Evidently the term in square brackets is of order $$\delta$$ , which becomes of order $$\delta^2$$ upon multiplication by $$3\delta$$ . As we are neglecting terms of order $$\delta^2$$ and higher, we may drop the $$3\delta$$ from the equation so that

$$\delta \approx \frac{1}{2} \left[\frac{r_{pole}^3\omega^2}{GM}\right] \cdot \cos^2(\theta)$$

and

$$\frac{r}{r_{pole}} = 1 + \delta \approx 1 + \frac{1}{2} \left[\frac{r_{pole}^3\omega^2}{GM}\right] \cdot \cos^2(\theta)$$

.

Part 2a. Comparison with the Wikipedia result.

Wikipedia gives the ratio of polar to equatorial radii as

$$1-\frac{r_{pole}}{r_{equator}} \approx \frac{3\pi}{2GT^{2}\rho}$$

or

$$\frac{r_{pole}}{r_{equator}} \approx 1 - \frac{3\pi}{2GT^{2}\rho}$$

where $$\rho$$ is the planet's density and T is the rotation period.

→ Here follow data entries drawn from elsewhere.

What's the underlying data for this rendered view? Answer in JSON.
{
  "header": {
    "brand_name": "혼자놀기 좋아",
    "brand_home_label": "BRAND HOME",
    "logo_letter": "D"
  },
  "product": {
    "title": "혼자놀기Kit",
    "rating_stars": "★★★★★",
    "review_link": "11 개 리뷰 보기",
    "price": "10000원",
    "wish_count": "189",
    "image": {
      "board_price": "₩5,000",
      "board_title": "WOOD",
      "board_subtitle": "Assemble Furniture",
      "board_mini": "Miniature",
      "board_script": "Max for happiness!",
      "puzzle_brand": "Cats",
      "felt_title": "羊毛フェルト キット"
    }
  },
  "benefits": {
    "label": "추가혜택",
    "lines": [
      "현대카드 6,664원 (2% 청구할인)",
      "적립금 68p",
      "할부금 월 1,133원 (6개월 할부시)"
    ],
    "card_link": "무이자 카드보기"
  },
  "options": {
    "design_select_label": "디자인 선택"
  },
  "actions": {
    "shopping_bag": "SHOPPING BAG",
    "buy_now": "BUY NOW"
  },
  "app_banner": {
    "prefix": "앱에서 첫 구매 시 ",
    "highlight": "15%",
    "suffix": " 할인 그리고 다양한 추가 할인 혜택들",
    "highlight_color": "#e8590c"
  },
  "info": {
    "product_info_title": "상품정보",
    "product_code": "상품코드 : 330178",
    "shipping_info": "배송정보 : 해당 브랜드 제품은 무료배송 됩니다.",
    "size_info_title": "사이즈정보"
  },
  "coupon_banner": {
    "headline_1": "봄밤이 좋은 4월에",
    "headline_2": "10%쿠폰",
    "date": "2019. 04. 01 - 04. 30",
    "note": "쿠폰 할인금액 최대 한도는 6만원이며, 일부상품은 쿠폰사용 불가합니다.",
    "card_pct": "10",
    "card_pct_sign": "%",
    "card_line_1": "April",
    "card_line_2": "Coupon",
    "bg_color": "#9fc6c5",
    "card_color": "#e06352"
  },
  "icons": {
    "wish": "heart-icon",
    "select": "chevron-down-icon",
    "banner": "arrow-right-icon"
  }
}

Our equation gives, using $$\theta = 0$$ degrees for the equatorial radius,

$$\frac{r_{equator}}{r_{pole}} \approx 1 + \frac{1}{2} \left[\frac{r_{pole}^3\omega^2}{GM}\right]$$

We make substitutions

$$\omega = 2 \pi / T \text{ and } \frac{M}{r_{pole}^3} \approx \frac{4\pi\rho}{3}$$
(The expression involving density is valid in the approximation $$r \approx r_{pole}$$ everywhere on the surface.)

and get

$$\frac{r_{equator}}{r_{pole}} \approx 1 +\frac{3\pi}{2GT^{2}\rho}$$

So that

$$\frac{r_{pole}}{r_{equator}} \approx \frac{1}{1 +\frac{3\pi}{2GT^{2}\rho}}$$

or

$$\frac{r_{pole}}{r_{equator}} \approx 1 - \frac{3\pi}{2GT^{2}\rho}$$ ,

in agreement with the result given in Wikipedia.